There are many repercussions and factors involved in this story that I am not mentioning because this is a blog post and not a book, but the core of this issue is that our current system is failing students. Repeatedly and with vigor. We continue to cut funds, increase class sizes and decrease the classes that kids actually enjoy and expect not just the same results we've been getting, but better ones. We are somehow supposed to be IMPROVING our students' educations with less resources and often less class time. My second year teaching, we had 17 furlough days. For nearly every week of the school year, the kids only had school Monday-Thursday from 8-2:30.

This post is mostly a rant about the current state of education, but it's also a cry for help.

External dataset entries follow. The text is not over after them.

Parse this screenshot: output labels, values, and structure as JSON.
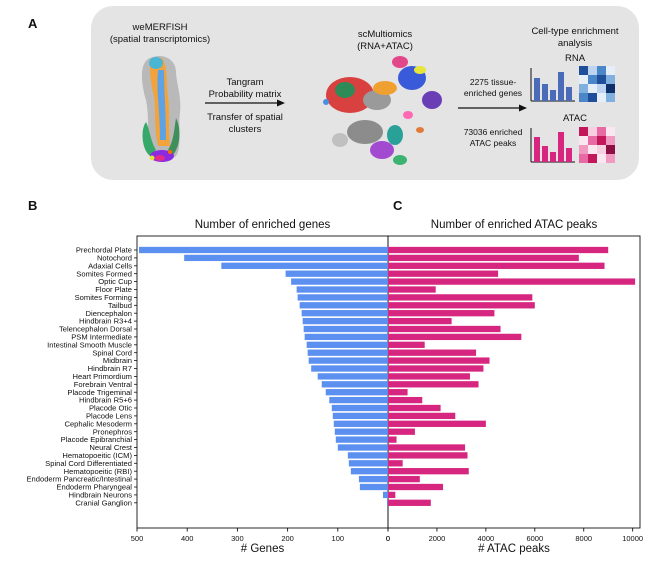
{
  "panel_labels": {
    "a": "A",
    "b": "B",
    "c": "C"
  },
  "workflow": {
    "step1": {
      "title": "weMERFISH",
      "subtitle": "(spatial transcriptomics)"
    },
    "arrow1": {
      "line1": "Tangram",
      "line2": "Probability matrix",
      "line3": "Transfer of spatial",
      "line4": "clusters"
    },
    "step2": {
      "title": "scMultiomics",
      "subtitle": "(RNA+ATAC)"
    },
    "arrow2": {
      "line1": "2275 tissue-",
      "line2": "enriched genes",
      "line3": "73036 enriched",
      "line4": "ATAC peaks"
    },
    "step3": {
      "title": "Cell-type enrichment",
      "subtitle": "analysis",
      "rna_label": "RNA",
      "atac_label": "ATAC"
    },
    "colors": {
      "rna": "#4a6bb8",
      "atac": "#d6267f"
    }
  },
  "chart_data": [
    {
      "type": "bar",
      "orientation": "horizontal",
      "title": "Number of enriched genes",
      "xlabel": "# Genes",
      "xlim": [
        500,
        0
      ],
      "xticks": [
        500,
        400,
        300,
        200,
        100,
        0
      ],
      "color": "#5b8ff0",
      "categories": [
        "Prechordal Plate",
        "Notochord",
        "Adaxial Cells",
        "Somites Formed",
        "Optic Cup",
        "Floor Plate",
        "Somites Forming",
        "Tailbud",
        "Diencephalon",
        "Hindbrain R3+4",
        "Telencephalon Dorsal",
        "PSM Intermediate",
        "Intestinal Smooth Muscle",
        "Spinal Cord",
        "Midbrain",
        "Hindbrain R7",
        "Heart Primordium",
        "Forebrain Ventral",
        "Placode Trigeminal",
        "Hindbrain R5+6",
        "Placode Otic",
        "Placode Lens",
        "Cephalic Mesoderm",
        "Pronephros",
        "Placode Epibranchial",
        "Neural Crest",
        "Hematopoeitic (ICM)",
        "Spinal Cord Differentiated",
        "Hematopoeitic (RBI)",
        "Endoderm Pancreatic/Intestinal",
        "Endoderm Pharyngeal",
        "Hindbrain Neurons",
        "Cranial Ganglion"
      ],
      "values": [
        496,
        406,
        332,
        204,
        193,
        182,
        180,
        176,
        172,
        170,
        168,
        166,
        162,
        160,
        158,
        153,
        140,
        132,
        124,
        117,
        112,
        110,
        108,
        106,
        104,
        100,
        80,
        78,
        74,
        58,
        56,
        10,
        2
      ]
    },
    {
      "type": "bar",
      "orientation": "horizontal",
      "title": "Number of enriched ATAC peaks",
      "xlabel": "# ATAC peaks",
      "xlim": [
        0,
        10300
      ],
      "xticks": [
        0,
        2000,
        4000,
        6000,
        8000,
        10000
      ],
      "color": "#d6267f",
      "categories": [
        "Prechordal Plate",
        "Notochord",
        "Adaxial Cells",
        "Somites Formed",
        "Optic Cup",
        "Floor Plate",
        "Somites Forming",
        "Tailbud",
        "Diencephalon",
        "Hindbrain R3+4",
        "Telencephalon Dorsal",
        "PSM Intermediate",
        "Intestinal Smooth Muscle",
        "Spinal Cord",
        "Midbrain",
        "Hindbrain R7",
        "Heart Primordium",
        "Forebrain Ventral",
        "Placode Trigeminal",
        "Hindbrain R5+6",
        "Placode Otic",
        "Placode Lens",
        "Cephalic Mesoderm",
        "Pronephros",
        "Placode Epibranchial",
        "Neural Crest",
        "Hematopoeitic (ICM)",
        "Spinal Cord Differentiated",
        "Hematopoeitic (RBI)",
        "Endoderm Pancreatic/Intestinal",
        "Endoderm Pharyngeal",
        "Hindbrain Neurons",
        "Cranial Ganglion"
      ],
      "values": [
        9000,
        7800,
        8850,
        4500,
        10100,
        1950,
        5900,
        6000,
        4350,
        2600,
        4600,
        5450,
        1500,
        3600,
        4150,
        3900,
        3350,
        3700,
        800,
        1400,
        2150,
        2750,
        4000,
        1100,
        350,
        3150,
        3250,
        600,
        3300,
        1300,
        2250,
        300,
        1750
      ]
    }
  ]
}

The state of education is not going to change unless we take action- it is the way it is because we have let it get this bad. We (and I don't just mean educators and parents; I mean we the nation, we the world) need to stand up and say this is unacceptable. We need to take action. We need to DO something. All students deserve equal opportunities to receive a good education. No matter what.

Maybe you disagree; maybe you think that because you don't have kids or because you live in an affluent neighborhood with good schools that this doesn't affect you. Let me widen your lens: Johnny Student is an adult now. He still can't read very well, so he can't get a decent job. But his inability to read didn't stop him from starting a family and now he's on welfare. Your taxes are paying for that.

Or maybe Johnny got a job doing manual labor and he makes enough, but he's working on your house and can't read the warning on the glue he's using and accidentally starts a fire in your kitchen.

Or maybe he is miserable with his life because he has no job and he drinks himself into a stupor and drives home right when you happen to be driving home from work.

Or maybe...

You live in the same country, so I promise you that what happens to him affects you too.

So, what are you going to do about it? Until people outside of the education system start demanding change, it isn't going to happen. When I talk about it, I'm whining; when you talk about it, maybe something will get done. So please, don't let another student reach 10th grade without being able to spell "ear."